I know what you mean. It's something we know that needs to be addressed. It's a visual distraction, I agree. I've suggested that the button text would be allowed to go over the key name. If you have a CSS patch or something, please provide it. Otherwise it may take a while for this to get resolved.

Ok, thank you. Glad to hear it's not only my problem but I agree it's very minor.
Should perhaps the translations of "Accepting" be made shorter in meanwhile to reduce it?

(I had to put the video on Commons.)

If one knows how to do it, it's probably very easy to fix... I wouldn't mess with translation lengths for this -- that shouldn't be needed. Exactly why I accept this as an issue (moved from enhancement to normal bug).

(In reply to comment #3)

If one knows how to do it, it's probably very easy to fix...

Krinkle, Anomie, does either of you have suggestions? It's been almost a year now, and reviewing translations in Firefox really ruins my nerves with this bug.

From seeing the video it looks like an obvious result of the current layout. I don't see how a browser doesn't cause it to flicker. It is supposed to reflow and flow back again. If it doesn't happen in Chrome that would actually be a bug.

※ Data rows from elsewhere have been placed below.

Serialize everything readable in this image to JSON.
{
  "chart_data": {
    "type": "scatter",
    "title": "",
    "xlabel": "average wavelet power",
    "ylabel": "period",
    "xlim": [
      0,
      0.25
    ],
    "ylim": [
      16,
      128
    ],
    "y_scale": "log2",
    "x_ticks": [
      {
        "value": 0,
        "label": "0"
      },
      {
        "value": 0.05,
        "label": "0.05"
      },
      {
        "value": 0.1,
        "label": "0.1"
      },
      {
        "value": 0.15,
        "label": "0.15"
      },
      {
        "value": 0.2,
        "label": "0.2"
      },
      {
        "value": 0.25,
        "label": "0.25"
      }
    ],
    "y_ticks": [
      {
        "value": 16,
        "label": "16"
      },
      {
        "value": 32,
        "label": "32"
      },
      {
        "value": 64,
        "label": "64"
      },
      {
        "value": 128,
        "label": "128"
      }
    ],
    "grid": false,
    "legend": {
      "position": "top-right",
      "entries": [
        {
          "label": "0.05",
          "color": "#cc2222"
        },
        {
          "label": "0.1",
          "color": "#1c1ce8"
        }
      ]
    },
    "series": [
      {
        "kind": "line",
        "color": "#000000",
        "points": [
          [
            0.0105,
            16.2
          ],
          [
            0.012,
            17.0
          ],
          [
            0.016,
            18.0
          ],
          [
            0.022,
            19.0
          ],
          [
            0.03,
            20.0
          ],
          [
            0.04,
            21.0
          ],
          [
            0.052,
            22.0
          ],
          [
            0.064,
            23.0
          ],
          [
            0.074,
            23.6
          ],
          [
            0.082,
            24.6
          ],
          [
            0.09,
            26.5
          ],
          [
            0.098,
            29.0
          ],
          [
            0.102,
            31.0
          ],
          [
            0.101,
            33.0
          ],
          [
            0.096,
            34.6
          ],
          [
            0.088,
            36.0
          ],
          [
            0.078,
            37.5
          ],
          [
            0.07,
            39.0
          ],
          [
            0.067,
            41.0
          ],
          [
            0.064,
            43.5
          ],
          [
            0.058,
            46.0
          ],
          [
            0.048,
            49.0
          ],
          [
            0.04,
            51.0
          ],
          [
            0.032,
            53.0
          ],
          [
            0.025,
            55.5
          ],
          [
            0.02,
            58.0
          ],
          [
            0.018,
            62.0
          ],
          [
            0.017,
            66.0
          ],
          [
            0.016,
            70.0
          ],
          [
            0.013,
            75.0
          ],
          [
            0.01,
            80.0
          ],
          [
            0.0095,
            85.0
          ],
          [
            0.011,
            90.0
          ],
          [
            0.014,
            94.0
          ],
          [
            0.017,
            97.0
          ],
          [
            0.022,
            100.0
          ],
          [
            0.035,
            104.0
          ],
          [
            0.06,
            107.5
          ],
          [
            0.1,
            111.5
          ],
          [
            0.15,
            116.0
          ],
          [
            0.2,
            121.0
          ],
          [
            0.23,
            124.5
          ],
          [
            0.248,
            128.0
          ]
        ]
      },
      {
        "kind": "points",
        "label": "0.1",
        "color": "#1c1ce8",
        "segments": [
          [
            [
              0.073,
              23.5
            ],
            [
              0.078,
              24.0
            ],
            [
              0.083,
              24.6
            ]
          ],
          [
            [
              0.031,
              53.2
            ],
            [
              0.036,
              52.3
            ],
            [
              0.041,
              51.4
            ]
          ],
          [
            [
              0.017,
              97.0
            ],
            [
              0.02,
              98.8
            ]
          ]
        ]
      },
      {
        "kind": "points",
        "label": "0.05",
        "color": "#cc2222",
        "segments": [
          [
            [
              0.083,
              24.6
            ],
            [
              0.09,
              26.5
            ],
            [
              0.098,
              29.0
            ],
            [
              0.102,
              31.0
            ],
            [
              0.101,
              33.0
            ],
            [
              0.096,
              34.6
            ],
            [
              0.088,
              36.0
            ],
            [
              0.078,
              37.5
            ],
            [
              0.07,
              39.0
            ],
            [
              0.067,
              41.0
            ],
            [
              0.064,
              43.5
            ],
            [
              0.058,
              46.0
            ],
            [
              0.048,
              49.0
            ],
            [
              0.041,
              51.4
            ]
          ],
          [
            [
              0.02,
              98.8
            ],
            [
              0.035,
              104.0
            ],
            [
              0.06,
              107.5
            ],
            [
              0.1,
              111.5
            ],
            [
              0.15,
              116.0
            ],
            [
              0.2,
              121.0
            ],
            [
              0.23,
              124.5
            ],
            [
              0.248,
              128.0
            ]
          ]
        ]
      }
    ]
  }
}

The only solution I see is to redesign that page to not be so closely nested. That would improve UX.

(In reply to comment #5)

From seeing the video it looks like an obvious result of the current layout.
I
don't see how a browser doesn't cause it to flicker. It is supposed to reflow
and flow back again. If it doesn't happen in Chrome that would actually be a
bug.

What happens in Chromium is that it flows, but doesn't flow back when some space is freed up.

The only solution I see is to redesign that page to not be so closely nested.
That would improve UX.

That's in the works too, although this specific use case is not precisely scheduled; but I hoped for a quick smart fix for the current situation.

A few possible fixes:

  • Make the button fixed-width, which depending on the width might leave a large mostly-empty button and/or chop off some of the texts.
  • Position the button on its own line, so it can change size without making anything else reflow. Unless it changing size makes the column resize anyway, because it doesn't look like that has a fixed width either.
  • Redesign the page in some other manner.

Obsolete because of the interface rewrite.